Änderungen im Überblick

Änderungshinweise

01.01.2021, Ressort: Sozialversicherung Ab dem 1.1.2021 beträgt die Insolvenzgeldumlage 0,12 %.

01.01.2021, Ressort: Lohnsteuer Arbeitgeber sind künftig verpflichtet, in Meldungen zur Minijob-Zentrale anzugeben, ob die Lohnsteuer pauschal oder nach individuellen Steuermerkmalen abgerechnet worden ist.

01.10.2020, Ressort: Sozialversicherung Die U1 für den Ausgleich der Arbeitgeberaufwendungen bei Krankheit beträgt bei der Minijob-Zentrale ab 1.10.2010 1,0 % (bis 30.9.2020: 0,90 %) des Bruttoarbeitsentgelts.

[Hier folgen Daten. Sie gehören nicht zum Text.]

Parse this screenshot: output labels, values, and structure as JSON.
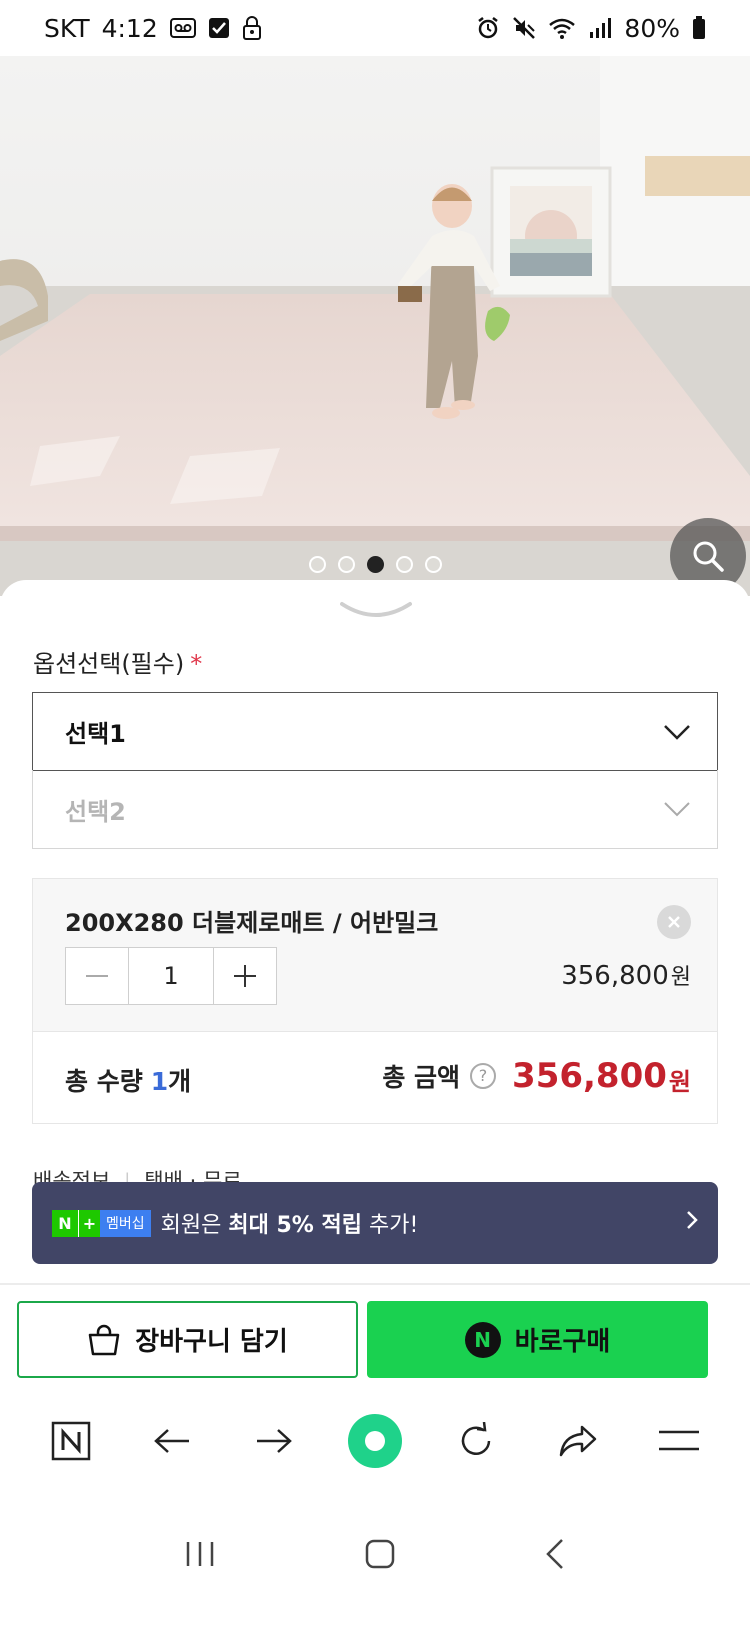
{
  "status_bar": {
    "carrier": "SKT",
    "time": "4:12",
    "battery": "80%"
  },
  "gallery": {
    "slide_count": 5,
    "active_index": 2
  },
  "options": {
    "title": "옵션선택(필수)",
    "required_mark": "*",
    "select1_label": "선택1",
    "select2_label": "선택2"
  },
  "selected_item": {
    "name": "200X280 더블제로매트 / 어반밀크",
    "quantity": "1",
    "price": "356,800",
    "price_unit": "원"
  },
  "total": {
    "qty_label": "총 수량",
    "qty_value": "1",
    "qty_unit": "개",
    "amount_label": "총 금액",
    "amount_value": "356,800",
    "amount_unit": "원"
  },
  "shipping": {
    "label": "배송정보",
    "value": "택배 · 무료"
  },
  "banner": {
    "badge_n": "N",
    "badge_plus": "+",
    "badge_membership": "멤버십",
    "text_prefix": "회원은 ",
    "text_bold": "최대 5% 적립",
    "text_suffix": " 추가!"
  },
  "actions": {
    "cart_label": "장바구니 담기",
    "buy_label": "바로구매",
    "buy_icon_letter": "N"
  },
  "browser": {
    "home_letter": "N"
  },
  "colors": {
    "buy_green": "#1ad150",
    "cart_border": "#1ba84a",
    "price_red": "#c3222d",
    "banner_bg": "#414566"
  }
}
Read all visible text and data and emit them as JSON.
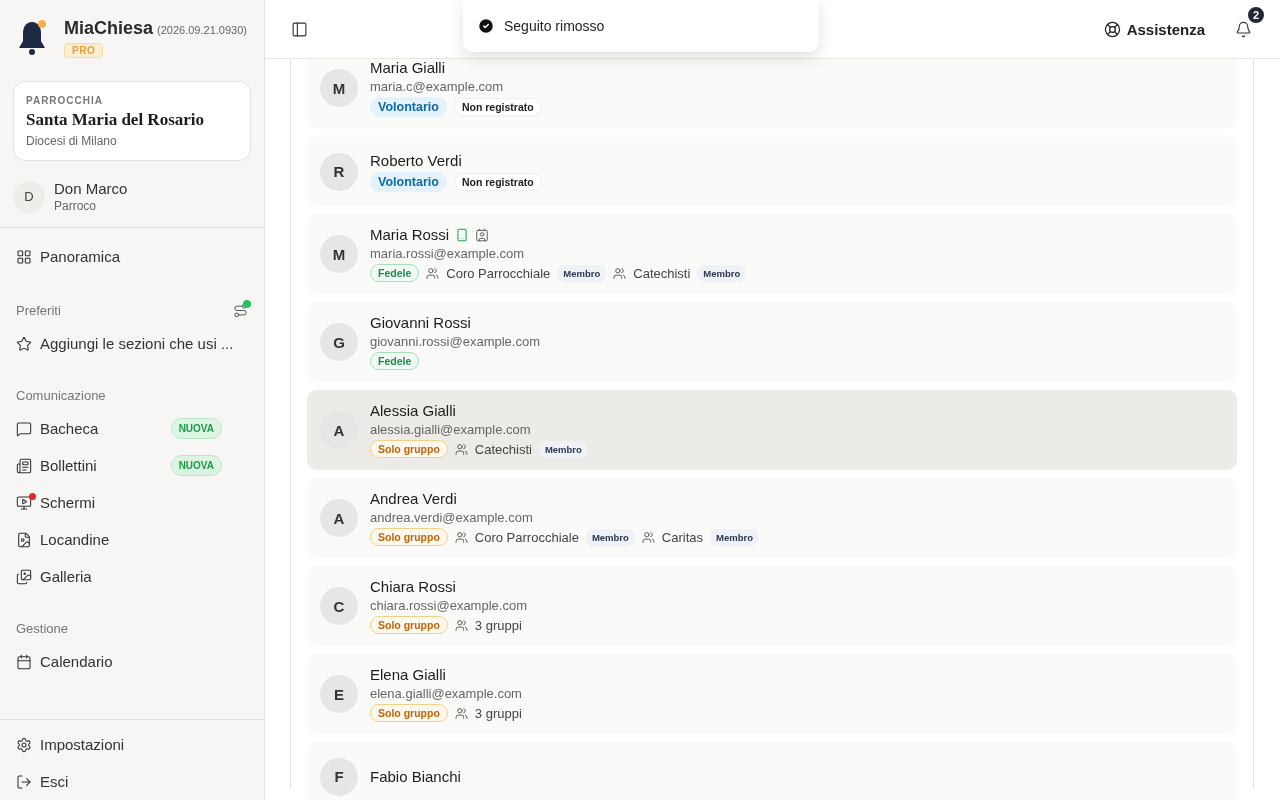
{
  "brand": {
    "name": "MiaChiesa",
    "version": "(2026.09.21.0930)",
    "plan": "PRO"
  },
  "parish": {
    "label": "PARROCCHIA",
    "name": "Santa Maria del Rosario",
    "diocese": "Diocesi di Milano"
  },
  "user": {
    "initial": "D",
    "name": "Don Marco",
    "role": "Parroco"
  },
  "overview": {
    "label": "Panoramica"
  },
  "favorites": {
    "title": "Preferiti",
    "hint": "Aggiungi le sezioni che usi ...",
    "alert": true
  },
  "sections": [
    {
      "title": "Comunicazione",
      "items": [
        {
          "label": "Bacheca",
          "badge": "NUOVA",
          "alert": false
        },
        {
          "label": "Bollettini",
          "badge": "NUOVA",
          "alert": false
        },
        {
          "label": "Schermi",
          "alert": true
        },
        {
          "label": "Locandine",
          "alert": false
        },
        {
          "label": "Galleria",
          "alert": false
        }
      ]
    },
    {
      "title": "Gestione",
      "items": [
        {
          "label": "Calendario",
          "alert": false
        }
      ]
    }
  ],
  "footer_items": [
    {
      "label": "Impostazioni"
    },
    {
      "label": "Esci"
    }
  ],
  "toast": {
    "message": "Seguito rimosso"
  },
  "header": {
    "help": "Assistenza",
    "notifications": "2"
  },
  "people": [
    {
      "initial": "M",
      "name": "Maria Gialli",
      "email": "maria.c@example.com",
      "highlighted": false,
      "tags": [
        {
          "kind": "volunteer",
          "label": "Volontario"
        },
        {
          "kind": "plain",
          "label": "Non registrato"
        }
      ]
    },
    {
      "initial": "R",
      "name": "Roberto Verdi",
      "highlighted": false,
      "tags": [
        {
          "kind": "volunteer",
          "label": "Volontario"
        },
        {
          "kind": "plain",
          "label": "Non registrato"
        }
      ]
    },
    {
      "initial": "M",
      "name": "Maria Rossi",
      "email": "maria.rossi@example.com",
      "app": true,
      "contact": true,
      "highlighted": false,
      "tags": [
        {
          "kind": "faithful",
          "label": "Fedele"
        }
      ],
      "groups": [
        {
          "name": "Coro Parrocchiale",
          "role": "Membro"
        },
        {
          "name": "Catechisti",
          "role": "Membro"
        }
      ]
    },
    {
      "initial": "G",
      "name": "Giovanni Rossi",
      "email": "giovanni.rossi@example.com",
      "highlighted": false,
      "tags": [
        {
          "kind": "faithful",
          "label": "Fedele"
        }
      ]
    },
    {
      "initial": "A",
      "name": "Alessia Gialli",
      "email": "alessia.gialli@example.com",
      "highlighted": true,
      "tags": [
        {
          "kind": "group",
          "label": "Solo gruppo"
        }
      ],
      "groups": [
        {
          "name": "Catechisti",
          "role": "Membro"
        }
      ]
    },
    {
      "initial": "A",
      "name": "Andrea Verdi",
      "email": "andrea.verdi@example.com",
      "highlighted": false,
      "tags": [
        {
          "kind": "group",
          "label": "Solo gruppo"
        }
      ],
      "groups": [
        {
          "name": "Coro Parrocchiale",
          "role": "Membro"
        },
        {
          "name": "Caritas",
          "role": "Membro"
        }
      ]
    },
    {
      "initial": "C",
      "name": "Chiara Rossi",
      "email": "chiara.rossi@example.com",
      "highlighted": false,
      "tags": [
        {
          "kind": "group",
          "label": "Solo gruppo"
        }
      ],
      "groups": [
        {
          "name": "3 gruppi"
        }
      ]
    },
    {
      "initial": "E",
      "name": "Elena Gialli",
      "email": "elena.gialli@example.com",
      "highlighted": false,
      "tags": [
        {
          "kind": "group",
          "label": "Solo gruppo"
        }
      ],
      "groups": [
        {
          "name": "3 gruppi"
        }
      ]
    },
    {
      "initial": "F",
      "name": "Fabio Bianchi",
      "highlighted": false
    }
  ]
}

Die U2 für den Ausgleich der Arbeitgeberaufwendungen bei Schwangerschaft und Mutterschaft beträgt bei der Minijob-Zentrale seit 1.10.2020 0,39 % (bis 30.9.2020: 0,19 %) des Bruttoarbeitsentgelts.

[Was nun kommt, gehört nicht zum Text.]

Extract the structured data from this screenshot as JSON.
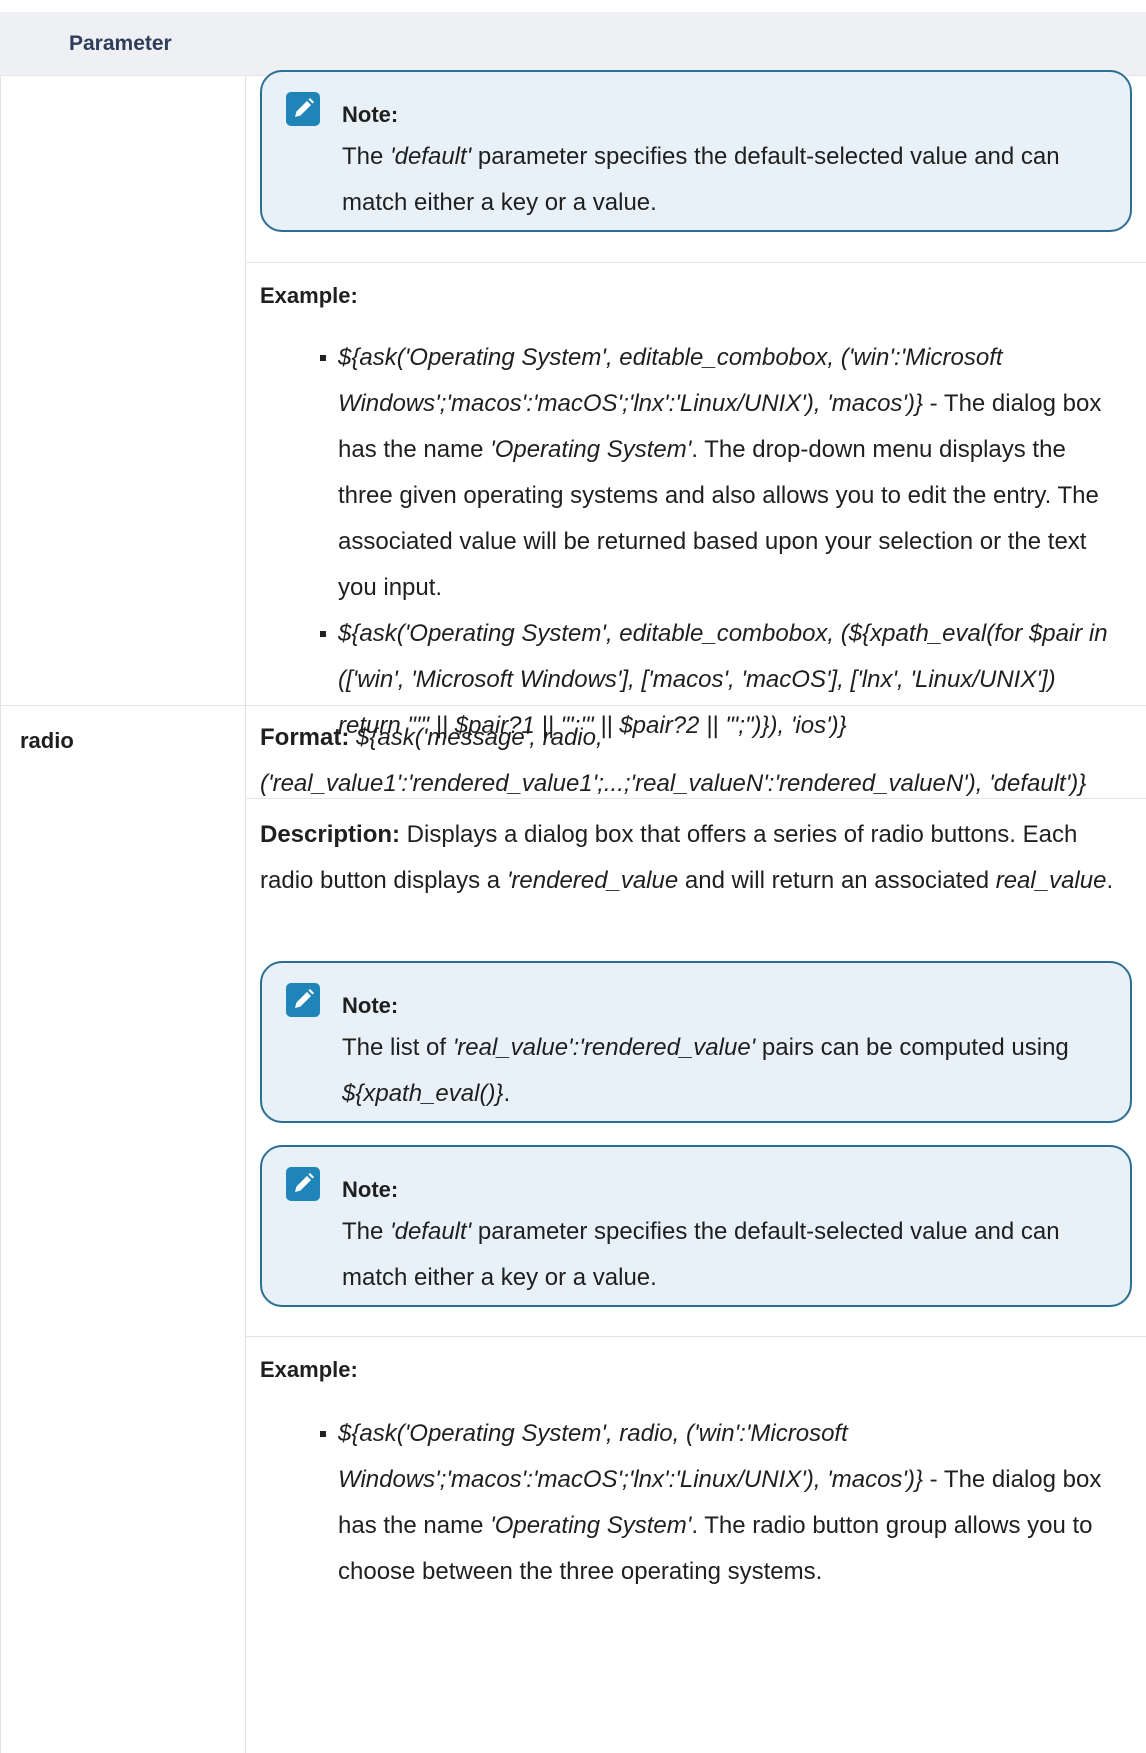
{
  "table": {
    "header": {
      "parameter": "Parameter"
    }
  },
  "note1": {
    "title": "Note:",
    "pre": "The ",
    "em": "'default'",
    "post": " parameter specifies the default-selected value and can match either a key or a value."
  },
  "example1": {
    "label": "Example:",
    "item1": {
      "code": "${ask('Operating System', editable_combobox, ('win':'Microsoft Windows';'macos':'macOS';'lnx':'Linux/UNIX'), 'macos')}",
      "t1": " - The dialog box has the name ",
      "name": "'Operating System'",
      "t2": ". The drop-down menu displays the three given operating systems and also allows you to edit the entry. The associated value will be returned based upon your selection or the text you input."
    },
    "item2": {
      "code": "${ask('Operating System', editable_combobox, (${xpath_eval(for $pair in (['win', 'Microsoft Windows'], ['macos', 'macOS'], ['lnx', 'Linux/UNIX']) return \"'\" || $pair?1 || \"':'\" || $pair?2 || \"';\")}), 'ios')}"
    }
  },
  "radio": {
    "name": "radio",
    "format_label": "Format:",
    "format_value": "${ask('message', radio, ('real_value1':'rendered_value1';...;'real_valueN':'rendered_valueN'), 'default')}",
    "desc_label": "Description:",
    "desc_t1": " Displays a dialog box that offers a series of radio buttons. Each radio button displays a ",
    "desc_em1": "'rendered_value",
    "desc_t2": " and will return an associated ",
    "desc_em2": "real_value",
    "desc_t3": "."
  },
  "note2": {
    "title": "Note:",
    "pre": "The list of ",
    "em": "'real_value':'rendered_value'",
    "mid": " pairs can be computed using ",
    "em2": "${xpath_eval()}",
    "post": "."
  },
  "note3": {
    "title": "Note:",
    "pre": "The ",
    "em": "'default'",
    "post": " parameter specifies the default-selected value and can match either a key or a value."
  },
  "example2": {
    "label": "Example:",
    "item1": {
      "code": "${ask('Operating System', radio, ('win':'Microsoft Windows';'macos':'macOS';'lnx':'Linux/UNIX'), 'macos')}",
      "t1": " - The dialog box has the name ",
      "name": "'Operating System'",
      "t2": ". The radio button group allows you to choose between the three operating systems."
    }
  },
  "colors": {
    "note_border": "#2c6f93",
    "note_bg": "#e8f1f7",
    "icon_bg": "#1f84b8",
    "header_bg": "#eef0f3"
  },
  "icons": [
    "pencil-icon"
  ]
}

07.04.2020, Ressort: Sozialversicherung Übersteigt das Arbeitsentgelt nur gelegentlich und unvorhergesehen die Geringfügigkeitsgrenze, bleibt es weiterhin bei der Versicherungsfreiheit in der Kranken-, Pflege – und Arbeitslosenversicherung. Als gelegentlich ist vom 1.1.2020 bis 29.2.2020 ein Zeitraum von bis zu 3 Monaten innerhalb eines Zeitjahres anzusehen. In der Zeit vom 1.3.2020 bis 31.10.2020 ist als gelegentlich ein Zeitraum von bis zu 5 Monaten innerhalb eines Zeitjahres anzusehen (GR v. 30.3.2020: Abschn. 3.3.).

01.01.2020, Ressort: Sozialversicherung Ein Nachweis über das Bestehen eines Krankenversicherungsschutzes außerhalb der gesetzlichen Krankenversicherung sollte zu den Entgeltunterlagen genommen werden. Dies gilt insbesondere für geringfügig entlohnt Beschäftigte, die privat krankenversichert sind. Damit geringfügig entlohnt Beschäftigte (für die der Mindestlohn von 9,35 EUR ab 1.1.2020 anzusetzen ist) die 450 EUR Grenze nicht überschreiten, dürfen sie ab 1.1.2020 an maximal 11,11 Stunden in der Woche beschäftigt werden.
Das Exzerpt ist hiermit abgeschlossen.